Aaron Swartz was found dead in New York in 2013 ages just 26 years old.

Wired reports: When he was 14 years old, Aaron helped develop the RSS standard; he went on to found Infogami, which became part of Reddit.

But more than anything Aaron was a coder with a conscience: a tireless and talented hacker who poured his energy into issues like network neutrality, copyright reform, and information freedom.

Among countless causes, he worked with Larry Lessig at the launch of the Creative Commons, architected the Internet Archive’s free public catalog of books, OpenLibrary.org, and in 2010 founded Demand Progress, a non-profit group that helped drive successful grassroots opposition to SOPA last year.

"Aaron was steadfast in his dedication to building a better and open world," writes Internet Archive founder Brewster Kahle.

“He is among the best spirits of the Internet generation. I am crushed by his loss, but will continue to be enlightened by his work and dedication.”

In 2006 Aaron was part of a small team that sold Reddit to Condé Nast, Wired's parent company.

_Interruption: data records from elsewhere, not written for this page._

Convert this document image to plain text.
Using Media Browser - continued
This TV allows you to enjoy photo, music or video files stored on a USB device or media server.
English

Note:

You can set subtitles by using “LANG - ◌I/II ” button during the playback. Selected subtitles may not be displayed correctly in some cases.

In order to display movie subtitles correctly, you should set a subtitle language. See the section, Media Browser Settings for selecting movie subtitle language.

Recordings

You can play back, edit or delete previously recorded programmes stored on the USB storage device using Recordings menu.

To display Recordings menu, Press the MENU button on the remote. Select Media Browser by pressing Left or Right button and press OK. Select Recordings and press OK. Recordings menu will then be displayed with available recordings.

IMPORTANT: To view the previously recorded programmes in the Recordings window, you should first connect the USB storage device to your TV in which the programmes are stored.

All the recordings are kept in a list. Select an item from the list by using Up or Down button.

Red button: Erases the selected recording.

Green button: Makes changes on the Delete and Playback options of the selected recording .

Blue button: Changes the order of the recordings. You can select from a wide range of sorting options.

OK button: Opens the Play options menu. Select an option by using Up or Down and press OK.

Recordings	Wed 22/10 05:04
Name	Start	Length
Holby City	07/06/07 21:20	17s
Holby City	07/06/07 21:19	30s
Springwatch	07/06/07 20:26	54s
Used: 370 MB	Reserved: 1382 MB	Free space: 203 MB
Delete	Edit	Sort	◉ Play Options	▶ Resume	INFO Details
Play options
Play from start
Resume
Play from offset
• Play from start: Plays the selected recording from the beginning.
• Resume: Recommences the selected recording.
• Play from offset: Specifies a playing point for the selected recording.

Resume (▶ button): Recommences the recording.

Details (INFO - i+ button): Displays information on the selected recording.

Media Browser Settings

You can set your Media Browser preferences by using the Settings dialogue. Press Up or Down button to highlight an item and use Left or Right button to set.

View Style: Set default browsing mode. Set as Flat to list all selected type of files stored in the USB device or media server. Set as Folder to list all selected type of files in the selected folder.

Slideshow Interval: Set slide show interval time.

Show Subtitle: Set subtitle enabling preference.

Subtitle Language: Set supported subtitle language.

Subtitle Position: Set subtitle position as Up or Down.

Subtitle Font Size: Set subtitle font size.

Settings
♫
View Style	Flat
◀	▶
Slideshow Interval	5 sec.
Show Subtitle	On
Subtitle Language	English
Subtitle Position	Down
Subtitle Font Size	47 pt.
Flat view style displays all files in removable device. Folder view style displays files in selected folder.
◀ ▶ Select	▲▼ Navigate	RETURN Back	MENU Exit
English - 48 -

He faced a looming federal criminal trial in Boston on hacking and fraud charges, over a headstrong stunt in which he arranged to download millions of academic articles from the JSTOR subscription database for free from September 2010 to January 2011, with plans to release them to the public.

JSTOR provides searchable, digitized copies of academic journals online. MIT had a subscription to the database, so Aaron brought a laptop onto MIT's campus, plugged it into the student network and ran a script called keepgrabbing.py that aggressively – and at times disruptively – downloaded one article after another.

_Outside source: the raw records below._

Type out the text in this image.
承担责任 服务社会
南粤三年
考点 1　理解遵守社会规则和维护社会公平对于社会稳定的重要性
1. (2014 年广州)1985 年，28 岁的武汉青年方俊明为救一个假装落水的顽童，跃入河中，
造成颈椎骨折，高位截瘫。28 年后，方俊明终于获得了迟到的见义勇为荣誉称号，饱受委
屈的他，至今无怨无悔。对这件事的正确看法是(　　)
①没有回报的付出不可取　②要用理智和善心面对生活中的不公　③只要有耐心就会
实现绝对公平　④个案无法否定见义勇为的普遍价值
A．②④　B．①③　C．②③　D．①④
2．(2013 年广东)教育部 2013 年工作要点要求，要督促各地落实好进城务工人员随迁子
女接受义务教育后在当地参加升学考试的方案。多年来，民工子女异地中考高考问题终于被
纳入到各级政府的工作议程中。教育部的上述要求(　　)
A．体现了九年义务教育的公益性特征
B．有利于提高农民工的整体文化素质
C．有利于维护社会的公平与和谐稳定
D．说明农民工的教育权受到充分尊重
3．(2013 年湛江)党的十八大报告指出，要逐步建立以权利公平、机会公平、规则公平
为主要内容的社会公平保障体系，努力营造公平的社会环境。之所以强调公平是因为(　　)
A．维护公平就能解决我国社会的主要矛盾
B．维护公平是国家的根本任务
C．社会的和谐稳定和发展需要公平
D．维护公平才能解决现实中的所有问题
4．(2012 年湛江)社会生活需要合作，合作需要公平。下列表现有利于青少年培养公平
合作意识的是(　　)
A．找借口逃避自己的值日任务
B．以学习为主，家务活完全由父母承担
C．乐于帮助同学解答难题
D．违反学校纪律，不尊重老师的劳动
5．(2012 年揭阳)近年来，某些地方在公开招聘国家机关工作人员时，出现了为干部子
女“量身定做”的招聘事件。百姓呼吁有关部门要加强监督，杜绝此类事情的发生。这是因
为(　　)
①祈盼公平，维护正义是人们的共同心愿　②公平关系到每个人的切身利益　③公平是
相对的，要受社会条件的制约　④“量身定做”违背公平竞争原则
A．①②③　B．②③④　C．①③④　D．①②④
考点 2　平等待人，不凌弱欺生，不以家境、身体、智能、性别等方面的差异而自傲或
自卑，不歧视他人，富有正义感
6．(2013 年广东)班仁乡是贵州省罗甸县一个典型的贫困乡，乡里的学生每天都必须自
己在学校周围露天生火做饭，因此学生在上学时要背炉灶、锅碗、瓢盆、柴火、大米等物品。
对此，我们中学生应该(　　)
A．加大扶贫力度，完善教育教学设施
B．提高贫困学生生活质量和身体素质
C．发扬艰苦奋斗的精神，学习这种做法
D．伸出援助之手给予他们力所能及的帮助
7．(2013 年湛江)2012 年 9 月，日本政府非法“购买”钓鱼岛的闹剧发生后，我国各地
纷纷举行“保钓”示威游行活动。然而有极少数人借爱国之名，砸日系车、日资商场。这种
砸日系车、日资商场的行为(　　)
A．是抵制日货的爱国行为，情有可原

When MIT tried to block the downloads, a cat-and-mouse game ensued, culminating in Swartz entering a networking closet on the campus, secretly wiring up an Acer laptop to the network, and leaving it there hidden under a box.

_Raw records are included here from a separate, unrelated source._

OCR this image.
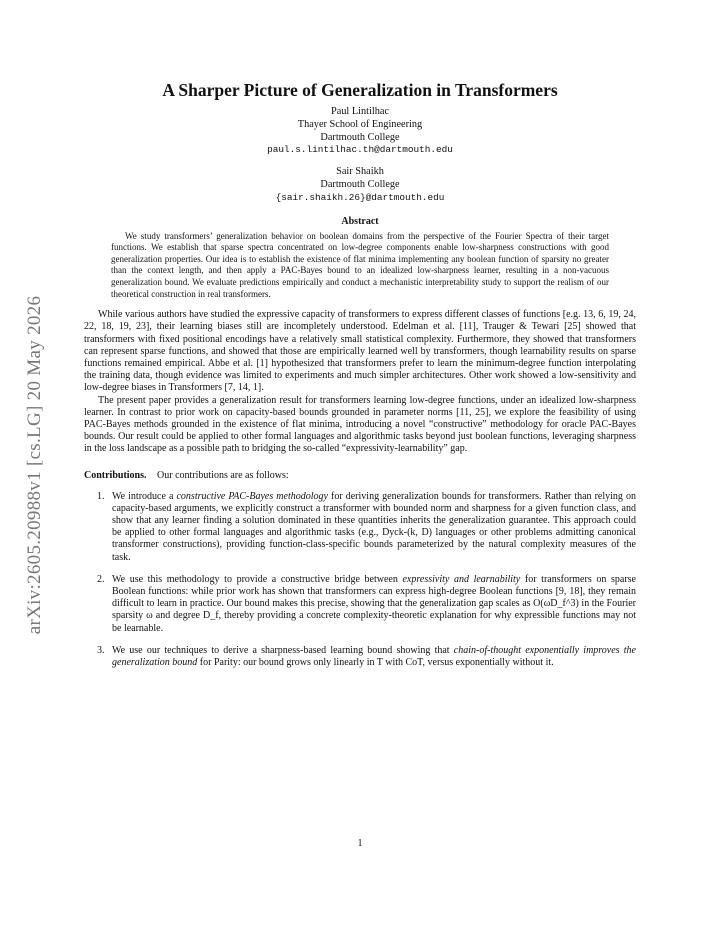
arXiv:2605.20988v1 [cs.LG] 20 May 2026
A Sharper Picture of Generalization in Transformers
Paul Lintilhac
Thayer School of Engineering
Dartmouth College
paul.s.lintilhac.th@dartmouth.edu
Sair Shaikh
Dartmouth College
{sair.shaikh.26}@dartmouth.edu
Abstract

We study transformers’ generalization behavior on boolean domains from the perspective of the Fourier Spectra of their target functions. We establish that sparse spectra concentrated on low-degree components enable low-sharpness constructions with good generalization properties. Our idea is to establish the existence of flat minima implementing any boolean function of sparsity no greater than the context length, and then apply a PAC-Bayes bound to an idealized low-sharpness learner, resulting in a non-vacuous generalization bound. We evaluate predictions empirically and conduct a mechanistic interpretability study to support the realism of our theoretical construction in real transformers.

While various authors have studied the expressive capacity of transformers to express different classes of functions [e.g. 13, 6, 19, 24, 22, 18, 19, 23], their learning biases still are incompletely understood. Edelman et al. [11], Trauger & Tewari [25] showed that transformers with fixed positional encodings have a relatively small statistical complexity. Furthermore, they showed that transformers can represent sparse functions, and showed that those are empirically learned well by transformers, though learnability results on sparse functions remained empirical. Abbe et al. [1] hypothesized that transformers prefer to learn the minimum-degree function interpolating the training data, though evidence was limited to experiments and much simpler architectures. Other work showed a low-sensitivity and low-degree biases in Transformers [7, 14, 1].

The present paper provides a generalization result for transformers learning low-degree functions, under an idealized low-sharpness learner. In contrast to prior work on capacity-based bounds grounded in parameter norms [11, 25], we explore the feasibility of using PAC-Bayes methods grounded in the existence of flat minima, introducing a novel “constructive” methodology for oracle PAC-Bayes bounds. Our result could be applied to other formal languages and algorithmic tasks beyond just boolean functions, leveraging sharpness in the loss landscape as a possible path to bridging the so-called “expressivity-learnability” gap.

Contributions. Our contributions are as follows:
1. We introduce a constructive PAC-Bayes methodology for deriving generalization bounds for transformers. Rather than relying on capacity-based arguments, we explicitly construct a transformer with bounded norm and sharpness for a given function class, and show that any learner finding a solution dominated in these quantities inherits the generalization guarantee. This approach could be applied to other formal languages and algorithmic tasks (e.g., Dyck-(k, D) languages or other problems admitting canonical transformer constructions), providing function-class-specific bounds parameterized by the natural complexity measures of the task.
2. We use this methodology to provide a constructive bridge between expressivity and learnability for transformers on sparse Boolean functions: while prior work has shown that transformers can express high-degree Boolean functions [9, 18], they remain difficult to learn in practice. Our bound makes this precise, showing that the generalization gap scales as O(ωD_f^3) in the Fourier sparsity ω and degree D_f, thereby providing a concrete complexity-theoretic explanation for why expressible functions may not be learnable.
3. We use our techniques to derive a sharpness-based learning bound showing that chain-of-thought exponentially improves the generalization bound for Parity: our bound grows only linearly in T with CoT, versus exponentially without it.
1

A member of MIT's tech staff discovered it, and Aaron was arrested by campus police when he returned to pick up the machine.

The JSTOR hack was not Aaron's first experiment in liberating costly public documents.

In 2008, the federal court system briefly allowed free access to its court records system, Pacer, which normally charged the public eight cents per page.

The free access was only available from computers at 17 libraries across the country, so Aaron went to one of them and installed a small PERL script he had written that cycled sequentially through case numbers, requesting a new document from Pacer every three seconds, and uploading it to the cloud.

Aaron pulled nearly 20 million pages of public court documents, which are now available for free on the Internet Archive.

The FBI investigated that hack, but in the end, no charges were filed.

Aaron wasn’t so lucky with the JSTOR matter.

The case was picked up by Assistant U.S. Attorney Steve Heymann in Boston, the cybercrime prosecutor who won a record 20-year prison stretch for TJX hacker Albert Gonzalez.

Heymann indicted Aaron on 13 counts of wire fraud, computer intrusion, and reckless damage.

The case has been wending through pre-trial motions for 18 months and was set for jury trial on April 1.

Larry Lessig, who worked closely with Aaron for years, disapproves of Aaron's JSTOR hack.

But in the painful aftermath of Aaron's death, Lessig faults the government for pursuing Aaron with such vigor.

"[Aaron] is gone today, driven to the edge by what a decent society would only call bullying," Lessig writes.

"I get wrong.

"But I also get proportionality.

"And if you don't get both, you don't deserve to have the power of the United States government behind you."

Details of any memorial services for James Dolan have not been finalized, but Trevor Timm encouraged those who knew Dolan to get in touch with the Freedom of the Press Foundation.